Wednesday, February 13, 2008

But Are They War Crimes? - The Gitmo Trials

Anticipating international criticism over plans to seek the death penalty for accused September 11, 2001, terrorists, the State Department is advising U.S. diplomats to point out that Nazis were executed after their war crime trials.
CNN, 2008 February 13

Since the War Tribunals, the US military has rarely imposed the death penalty*. In fact, it last carried out a death sentence in 1961, when it hanged a certain John A. Bennett, Pvt. 1st. Class. His crime? Rape, and attempted murder, of an 11-year-old Austrian girl. No, there were no fatalities. In fact, the girl and her parents wrote letters to President Kennedy asking him to spare Bennettt's life.

What media reports on the new Gitmo trials do not tell you is that Private Bennett was an African-American.



ADD (February 14): The huge dissonance between the title and the substance is intentional, but I realize now that it is very confusing. My intent was to place the politicization of the military criminal procedure system (the Gitmo suspects in a constitutional limbo between the military and the civilian, Private Bennett falling in the societal abyss between the Jim Crow and post-Civil Rights Act worlds) as the backdrop to the many doors that the small historical footnote in the articles on the Gitmo trials opened. But it obviously does not work too well, as ross’s comment shows.

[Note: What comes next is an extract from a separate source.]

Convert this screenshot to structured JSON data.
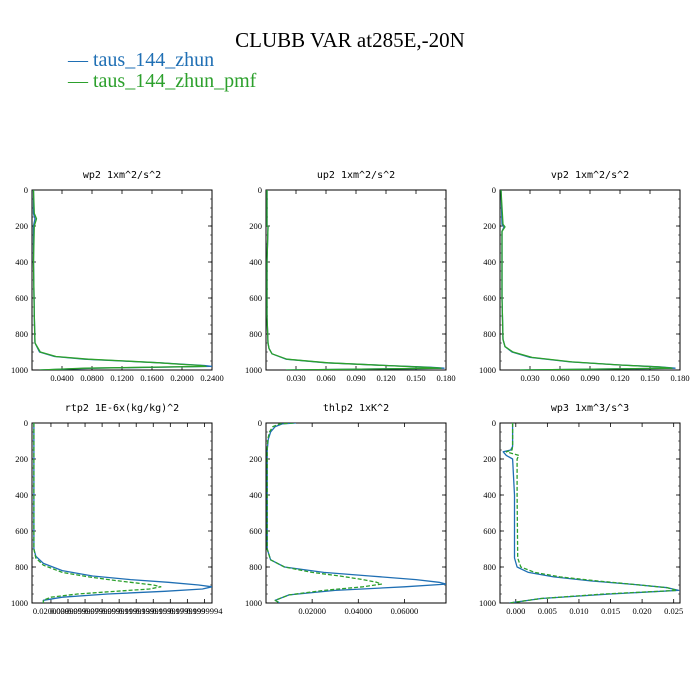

I still have a lot to learn about this craft. My only excuse: I’m new at writing for myself.

2 comments:

Anonymous said...

Should I draw parallels to the eight Japanese who were tried, convicted and executed for waterboarding Americans? I wonder if the State Department will be advising US diplomats on that.

Jun Okumura said...

ross:

I was astonished that anyone in the modern era was executed for a single ordinary crime (if any crime can be ordinary, but you know what I mean) with no fatalities, and also a little surprised that no soldiers had been executed since then when there had been several well-reported murder cases in very recent years (and by inference surely many more over the years). That’s why I went looking, and found out.

There are doors, ross, and one of them leads back to the naked racism of the early sixties America, and the distance you have travelled since then; another one leads to Okinawa, where the War, hot or cold, has never ended for its people. Most generally, there is the need to satisfy the sexual desires of a group of young and not-so-young men (but you know how we are) away from their families and communities and how that spills over into the environs.

There are so many doors, but I couldn’t really see past any of them. So I just put it out there, just to see if anyone else could do better.